The United States is calling on both Afghanistan and Pakistan to work together to defeat violent extremism, hoping recent Taliban attacks will not set back efforts aimed at promoting Afghan peace and reconciliation.
State Department spokesman John Kirby told reporters that Washington does not have “specific intelligence” to conclude whether Pakistan was involved in recent deadly attacks on the Afghan side of the border.
He was speaking just hours after Afghan President Ashraf Ghani directly blamed Pakistan for being behind the weekend and Monday's suicide bombings in Kabul.
“It is in the urgent interest of both countries to eliminate safe havens and to reduce the operational capacity of the Taliban on both sides of the border,” Kirby said.
He added Washington hopes the insurgent violence would not derail efforts aimed at seeking an end to the Afghan conflict through peaceful negotiations.
“We certainly want to see a political reconciliation process move forward. We want to see peace. And recent participation in those reconciliation talks as of a few weeks ago was certainly an encouraging sign… we want to see this progress,” Kirby said.

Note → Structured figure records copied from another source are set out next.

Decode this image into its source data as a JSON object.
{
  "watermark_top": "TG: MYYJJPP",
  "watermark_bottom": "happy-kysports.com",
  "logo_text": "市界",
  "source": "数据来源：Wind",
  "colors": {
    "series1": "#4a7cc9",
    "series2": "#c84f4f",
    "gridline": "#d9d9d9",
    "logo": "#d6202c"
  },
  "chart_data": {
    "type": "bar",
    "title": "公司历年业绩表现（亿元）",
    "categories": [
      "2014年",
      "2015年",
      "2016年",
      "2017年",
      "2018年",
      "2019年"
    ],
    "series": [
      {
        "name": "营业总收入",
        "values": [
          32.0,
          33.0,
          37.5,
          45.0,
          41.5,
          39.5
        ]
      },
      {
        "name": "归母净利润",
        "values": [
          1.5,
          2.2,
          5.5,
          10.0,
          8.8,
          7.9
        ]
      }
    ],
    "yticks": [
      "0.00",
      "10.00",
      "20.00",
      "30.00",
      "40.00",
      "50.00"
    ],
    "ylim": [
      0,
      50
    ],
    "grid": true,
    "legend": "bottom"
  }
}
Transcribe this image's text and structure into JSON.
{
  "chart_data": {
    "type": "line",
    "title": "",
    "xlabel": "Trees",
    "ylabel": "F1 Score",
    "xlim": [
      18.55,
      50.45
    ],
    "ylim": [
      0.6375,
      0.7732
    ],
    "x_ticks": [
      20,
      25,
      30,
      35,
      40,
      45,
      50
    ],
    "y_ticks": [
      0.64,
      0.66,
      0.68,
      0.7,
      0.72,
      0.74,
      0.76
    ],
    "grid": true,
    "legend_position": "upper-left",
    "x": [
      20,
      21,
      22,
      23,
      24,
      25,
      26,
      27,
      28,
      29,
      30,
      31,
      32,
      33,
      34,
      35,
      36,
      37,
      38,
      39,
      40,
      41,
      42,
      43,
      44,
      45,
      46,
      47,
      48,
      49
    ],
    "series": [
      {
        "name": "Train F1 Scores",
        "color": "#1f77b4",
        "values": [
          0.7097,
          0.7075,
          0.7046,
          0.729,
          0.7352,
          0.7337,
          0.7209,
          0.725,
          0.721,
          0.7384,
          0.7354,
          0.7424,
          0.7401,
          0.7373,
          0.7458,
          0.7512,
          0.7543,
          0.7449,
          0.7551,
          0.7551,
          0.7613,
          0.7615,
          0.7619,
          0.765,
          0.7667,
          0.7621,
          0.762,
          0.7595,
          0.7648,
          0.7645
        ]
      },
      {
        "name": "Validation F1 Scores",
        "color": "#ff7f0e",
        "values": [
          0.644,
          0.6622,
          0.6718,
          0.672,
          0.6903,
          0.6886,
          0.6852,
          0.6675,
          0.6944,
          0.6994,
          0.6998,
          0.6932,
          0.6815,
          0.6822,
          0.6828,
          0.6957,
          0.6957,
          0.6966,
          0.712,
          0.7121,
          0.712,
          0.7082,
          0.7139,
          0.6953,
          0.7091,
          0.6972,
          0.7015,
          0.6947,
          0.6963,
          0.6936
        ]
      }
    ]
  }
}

Chinese and U.S. officials attended as “observers” the Pakistan-hosted inaugural peace talks between Afghan government and Taliban envoys on July 7.
A second round of the negotiations was scheduled for July 31 but the Taliban pulled out from the process at the last moment after acknowledging its longtime leader, Mullah Omar, died.
In his address Monday, President Ghani also announced Afghanistan alone will initiate future moves on reconciliation with the Taliban, "according to our own ways and mechanism." He went to on say that Kabul does not want Islamabad to bring the Taliban to the peace talks but to halt those waging the insurgency against Afghanistan.
Ayaz Gul contributed to this report from Islamabad.